5.2. Following the decision cited supra, the Andhra Pradesh High Court in CIT vs. Chitra Kalapana (1988) 67 CTR (AP) 215 : (1988) 169 ITR 678 (AP) held as under. “Sec. 40(b) of the IT Act, 1961, corresponds to s. 10(4)(b) of the Indian IT Act, 1922. Sec. 10(4) (b) was incorporated in the 1922 Act in the year 1939. The legislative history is sufficient to indicate that the provisions contained in s. 40(b) of the Act are intended to prevent the siphoning off the firm’s income to partners in order to reduce the tax liability in the hands of the firm. Income earned by the firm can be diverted into partners’ hands by making payments on account of salary, bonus, interest, commission and other remuneration. Sec. 40(b) of the Act takes care of such attempts to avoid tax by making impermissible the deductions claimed by the firm as payments to partners on account of salary, bonus, interest, commission or remuneration, wherever a partner is under a legal obligation to provide his services or capital and yet charges a quid pro quo for such services or capital. Such payment made cannot be allowed while computing the firm’s income because of s. 40(b). Where, however, a partner is under no legal obligation to provide any particular service or involve himself in any particular activity, the payment made to him as a quid pro quo for such services and activities would not fall under s. 40(b) of the Act. In other words, such a payment is a permissible deduction while computing the income of the firm.”

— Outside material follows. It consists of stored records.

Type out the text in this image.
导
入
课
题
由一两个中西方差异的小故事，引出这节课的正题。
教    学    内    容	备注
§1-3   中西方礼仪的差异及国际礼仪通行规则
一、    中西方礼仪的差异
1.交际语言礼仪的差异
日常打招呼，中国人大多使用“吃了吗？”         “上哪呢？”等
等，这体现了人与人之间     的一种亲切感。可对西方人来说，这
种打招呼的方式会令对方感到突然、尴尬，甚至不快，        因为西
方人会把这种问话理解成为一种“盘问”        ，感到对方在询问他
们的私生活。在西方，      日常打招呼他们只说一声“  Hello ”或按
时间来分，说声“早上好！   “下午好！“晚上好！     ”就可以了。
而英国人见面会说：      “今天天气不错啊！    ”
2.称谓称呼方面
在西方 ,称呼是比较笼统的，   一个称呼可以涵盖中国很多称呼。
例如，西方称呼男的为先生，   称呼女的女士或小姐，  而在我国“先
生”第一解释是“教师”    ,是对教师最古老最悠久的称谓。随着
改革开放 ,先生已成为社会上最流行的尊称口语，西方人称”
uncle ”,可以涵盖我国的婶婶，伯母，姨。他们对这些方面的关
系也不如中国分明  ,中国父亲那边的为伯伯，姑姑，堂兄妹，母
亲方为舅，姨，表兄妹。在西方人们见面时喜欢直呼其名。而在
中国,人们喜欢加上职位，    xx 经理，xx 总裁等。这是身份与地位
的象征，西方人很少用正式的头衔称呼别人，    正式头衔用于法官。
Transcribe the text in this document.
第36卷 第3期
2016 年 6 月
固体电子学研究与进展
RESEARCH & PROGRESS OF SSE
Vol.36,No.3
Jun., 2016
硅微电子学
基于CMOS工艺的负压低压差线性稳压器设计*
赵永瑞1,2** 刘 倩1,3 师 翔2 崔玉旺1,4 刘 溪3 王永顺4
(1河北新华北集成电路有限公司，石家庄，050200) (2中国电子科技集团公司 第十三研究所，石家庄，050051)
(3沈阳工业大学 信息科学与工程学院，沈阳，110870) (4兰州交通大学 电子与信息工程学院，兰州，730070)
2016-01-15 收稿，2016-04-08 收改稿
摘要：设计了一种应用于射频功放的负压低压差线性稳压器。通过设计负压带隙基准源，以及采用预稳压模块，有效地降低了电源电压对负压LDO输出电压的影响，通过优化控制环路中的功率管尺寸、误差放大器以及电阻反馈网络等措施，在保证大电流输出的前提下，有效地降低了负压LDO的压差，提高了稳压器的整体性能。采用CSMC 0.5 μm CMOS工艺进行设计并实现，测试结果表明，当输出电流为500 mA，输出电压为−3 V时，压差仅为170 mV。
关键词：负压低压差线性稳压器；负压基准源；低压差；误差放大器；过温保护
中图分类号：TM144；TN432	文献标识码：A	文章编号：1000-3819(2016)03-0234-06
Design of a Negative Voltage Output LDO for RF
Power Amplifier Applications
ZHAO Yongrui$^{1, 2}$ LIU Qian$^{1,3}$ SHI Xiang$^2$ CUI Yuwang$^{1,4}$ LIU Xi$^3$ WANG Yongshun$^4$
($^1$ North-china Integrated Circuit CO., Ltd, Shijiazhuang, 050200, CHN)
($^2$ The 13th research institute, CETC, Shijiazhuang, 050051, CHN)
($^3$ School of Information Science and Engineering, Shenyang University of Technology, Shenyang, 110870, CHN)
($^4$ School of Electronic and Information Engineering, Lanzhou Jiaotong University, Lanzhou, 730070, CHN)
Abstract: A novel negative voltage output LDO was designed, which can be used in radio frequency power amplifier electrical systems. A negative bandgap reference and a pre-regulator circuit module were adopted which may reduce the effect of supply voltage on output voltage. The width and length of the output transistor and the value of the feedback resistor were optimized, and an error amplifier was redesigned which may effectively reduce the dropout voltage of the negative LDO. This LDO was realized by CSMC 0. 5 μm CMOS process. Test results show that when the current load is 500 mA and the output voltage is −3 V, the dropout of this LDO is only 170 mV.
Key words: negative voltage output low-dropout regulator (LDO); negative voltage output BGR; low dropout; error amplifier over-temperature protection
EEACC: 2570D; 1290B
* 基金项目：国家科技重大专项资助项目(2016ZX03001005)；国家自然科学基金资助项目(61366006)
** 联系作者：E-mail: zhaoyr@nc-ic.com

6. On the facts of the case, it was found that payments were not in their capacity as partners, but were made for the specific services rendered by them. Applying the ratio laid down in the aforesaid decisions, we have no hesitation to uphold the order of the Tribunal in holding that the payments made to the partners, by the assessee firm, cannot be disallowed under s. 40(b) of the Act. Accordingly, the question of law is answered in the affirmative and against the Revenue. The appeal is dismissed.